Анастасия, напротив, любит аудиокниги: так гораздо удобнее, ведь за бумажными еще нужно ехать в библиотеку, а потом тащить огромные тома обратно домой. Так что для Анастасии «по Брайлю — это когда хочется экзотики».
Побывав в библиотеке для слепых, начинаешь понимать эту позицию. В советском здании темно, неуютно, в читальном зале и вовсе ни души. Полусонная библиотекарь провожает вдоль огромного и запыленного библиотечного фонда, но желание читать как-то не просыпается.
Достаточно просто посмотреть?
Для нас оперировать категориями внешности и визуальных образов — обыденность и естественная необходимость. Оксана любит размышлять о том, как в этом смысле соотносятся миры зрячих и слепых.
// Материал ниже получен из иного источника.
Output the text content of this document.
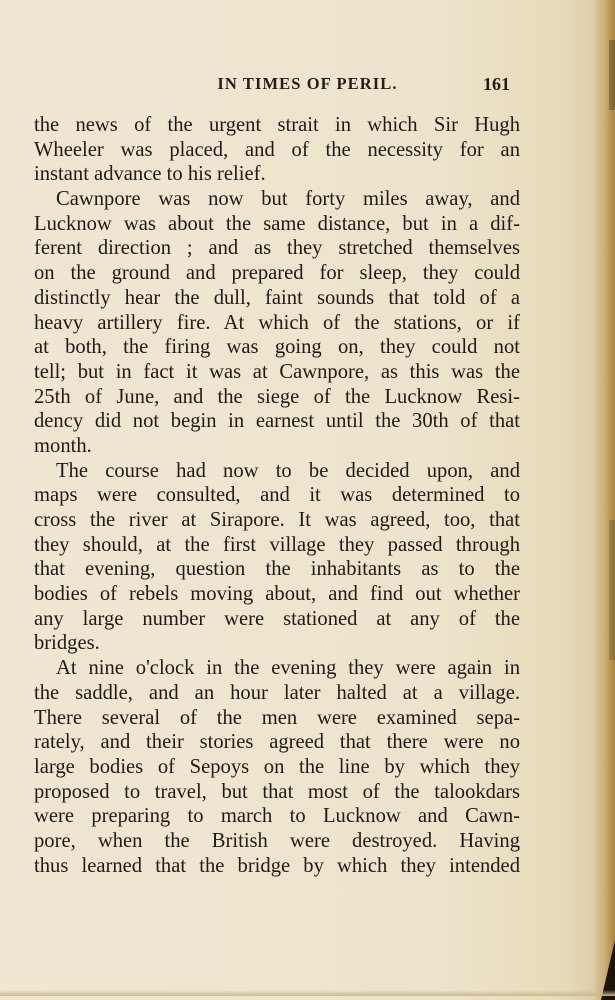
IN TIMES OF PERIL.	161
the news of the urgent strait in which Sir Hugh
Wheeler was placed, and of the necessity for an
instant advance to his relief.
Cawnpore was now but forty miles away, and
Lucknow was about the same distance, but in a dif-
ferent direction ; and as they stretched themselves
on the ground and prepared for sleep, they could
distinctly hear the dull, faint sounds that told of a
heavy artillery fire. At which of the stations, or if
at both, the firing was going on, they could not
tell; but in fact it was at Cawnpore, as this was the
25th of June, and the siege of the Lucknow Resi-
dency did not begin in earnest until the 30th of that
month.
The course had now to be decided upon, and
maps were consulted, and it was determined to
cross the river at Sirapore. It was agreed, too, that
they should, at the first village they passed through
that evening, question the inhabitants as to the
bodies of rebels moving about, and find out whether
any large number were stationed at any of the
bridges.
At nine o'clock in the evening they were again in
the saddle, and an hour later halted at a village.
There several of the men were examined sepa-
rately, and their stories agreed that there were no
large bodies of Sepoys on the line by which they
proposed to travel, but that most of the talookdars
were preparing to march to Lucknow and Cawn-
pore, when the British were destroyed. Having
thus learned that the bridge by which they intended
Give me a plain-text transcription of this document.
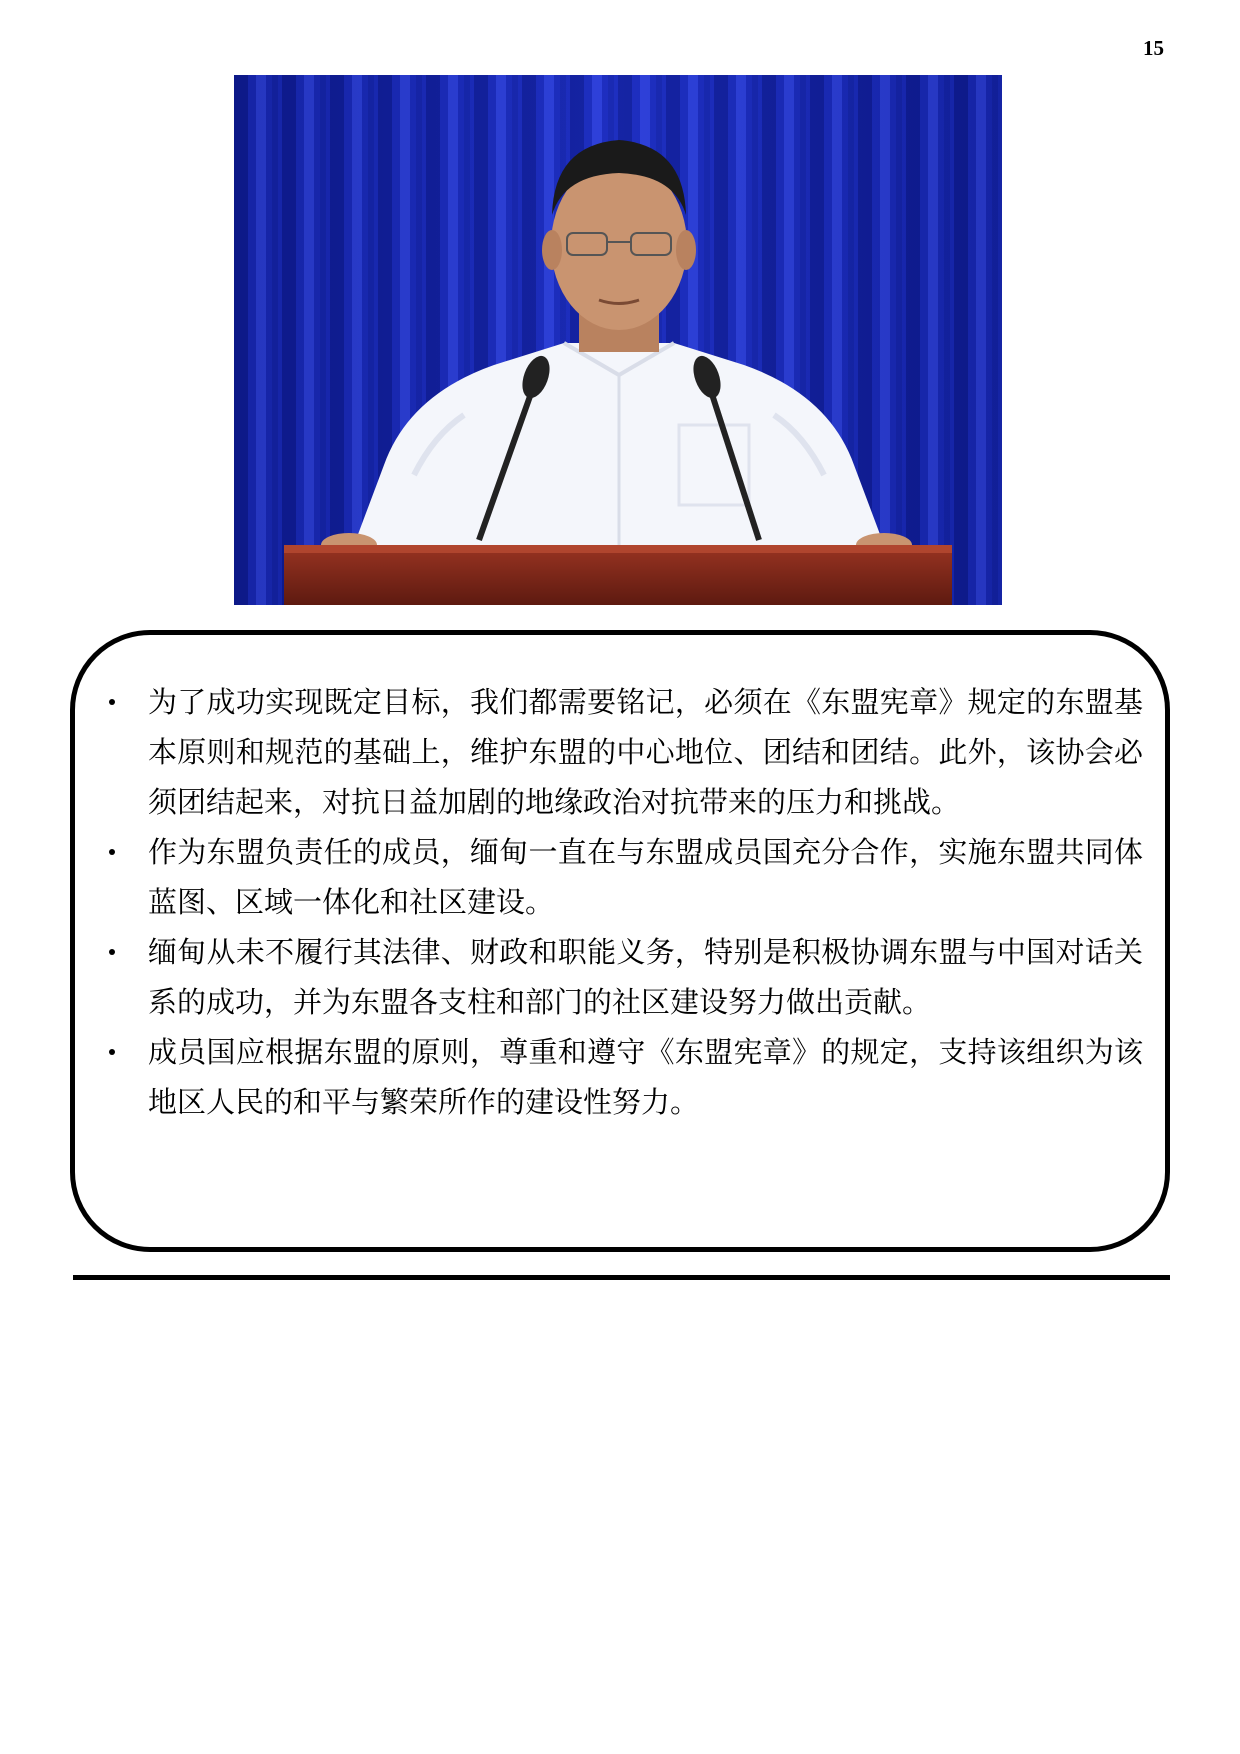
15
为了成功实现既定目标，我们都需要铭记，必须在《东盟宪章》规定的东盟基本原则和规范的基础上，维护东盟的中心地位、团结和团结。此外，该协会必须团结起来，对抗日益加剧的地缘政治对抗带来的压力和挑战。
作为东盟负责任的成员，缅甸一直在与东盟成员国充分合作，实施东盟共同体蓝图、区域一体化和社区建设。
缅甸从未不履行其法律、财政和职能义务，特别是积极协调东盟与中国对话关系的成功，并为东盟各支柱和部门的社区建设努力做出贡献。
成员国应根据东盟的原则，尊重和遵守《东盟宪章》的规定，支持该组织为该地区人民的和平与繁荣所作的建设性努力。
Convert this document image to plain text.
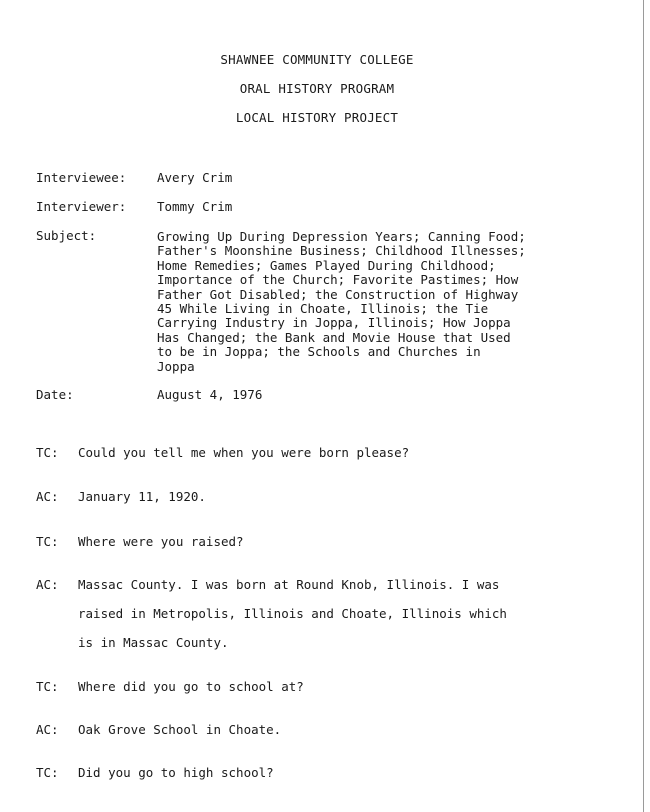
SHAWNEE COMMUNITY COLLEGE
ORAL HISTORY PROGRAM
LOCAL HISTORY PROJECT
Interviewee: Avery Crim
Interviewer: Tommy Crim
Subject:	Growing Up During Depression Years; Canning Food;
Father's Moonshine Business; Childhood Illnesses;
Home Remedies; Games Played During Childhood;
Importance of the Church; Favorite Pastimes; How
Father Got Disabled; the Construction of Highway
45 While Living in Choate, Illinois; the Tie
Carrying Industry in Joppa, Illinois; How Joppa
Has Changed; the Bank and Movie House that Used
to be in Joppa; the Schools and Churches in
Joppa
Date:	August 4, 1976
TC: Could you tell me when you were born please?
AC: January 11, 1920.
TC: Where were you raised?
AC: Massac County. I was born at Round Knob, Illinois. I was
raised in Metropolis, Illinois and Choate, Illinois which
is in Massac County.
TC: Where did you go to school at?
AC: Oak Grove School in Choate.
TC: Did you go to high school?
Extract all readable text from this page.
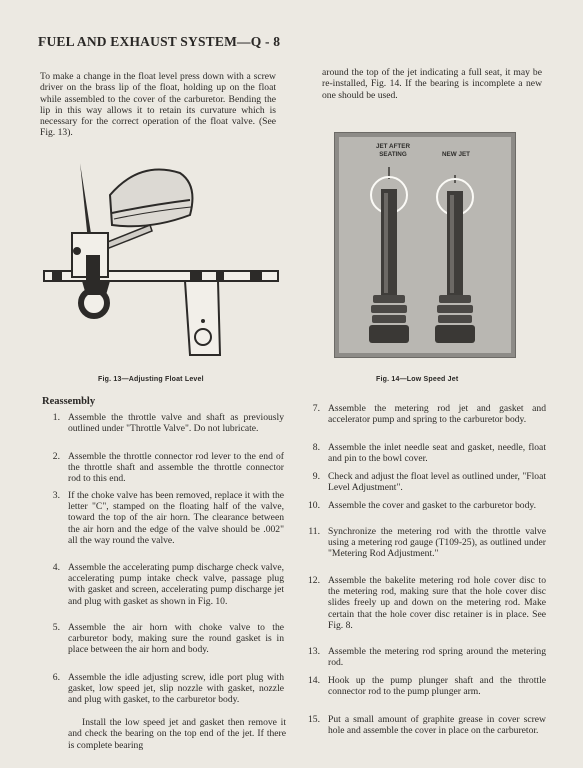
FUEL AND EXHAUST SYSTEM—Q - 8
To make a change in the float level press down with a screw driver on the brass lip of the float, holding up on the float while assembled to the cover of the carburetor. Bending the lip in this way allows it to retain its curvature which is necessary for the correct operation of the float valve. (See Fig. 13).
around the top of the jet indicating a full seat, it may be re-installed, Fig. 14. If the bearing is incomplete a new one should be used.
Fig. 13—Adjusting Float Level
JET AFTER SEATING	NEW JET
Fig. 14—Low Speed Jet
Reassembly
1. Assemble the throttle valve and shaft as previously outlined under "Throttle Valve". Do not lubricate.
2. Assemble the throttle connector rod lever to the end of the throttle shaft and assemble the throttle connector rod to this end.
3. If the choke valve has been removed, replace it with the letter "C", stamped on the floating half of the valve, toward the top of the air horn. The clearance between the air horn and the edge of the valve should be .002" all the way round the valve.
4. Assemble the accelerating pump discharge check valve, accelerating pump intake check valve, passage plug with gasket and screen, accelerating pump discharge jet and plug with gasket as shown in Fig. 10.
5. Assemble the air horn with choke valve to the carburetor body, making sure the round gasket is in place between the air horn and body.
6. Assemble the idle adjusting screw, idle port plug with gasket, low speed jet, slip nozzle with gasket, nozzle and plug with gasket, to the carburetor body.
Install the low speed jet and gasket then remove it and check the bearing on the top end of the jet. If there is complete bearing
7. Assemble the metering rod jet and gasket and accelerator pump and spring to the carburetor body.
8. Assemble the inlet needle seat and gasket, needle, float and pin to the bowl cover.
9. Check and adjust the float level as outlined under, "Float Level Adjustment".
10. Assemble the cover and gasket to the carburetor body.
11. Synchronize the metering rod with the throttle valve using a metering rod gauge (T109-25), as outlined under "Metering Rod Adjustment."
12. Assemble the bakelite metering rod hole cover disc to the metering rod, making sure that the hole cover disc slides freely up and down on the metering rod. Make certain that the hole cover disc retainer is in place. See Fig. 8.
13. Assemble the metering rod spring around the metering rod.
14. Hook up the pump plunger shaft and the throttle connector rod to the pump plunger arm.
15. Put a small amount of graphite grease in cover screw hole and assemble the cover in place on the carburetor.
Девушка часто представляет себе визуальные образы в других измерениях.
Не так давно она узнала про радугу и долго не могла понять, какая она. Ровно до тех пор, пока в университете преподаватель не сравнил ее с воротником, на котором один материал плавно перетекает в другой.
Оксана с улыбкой рассказывает и о своих детских визуальных заблуждениях. Например, она думала, что если ее семья худая, то и все окружающие люди худые. Оксана не знала, что люди в какой-то момент прекращают расти, и потому очень сочувствовала 70-летнему соседу по подъезду.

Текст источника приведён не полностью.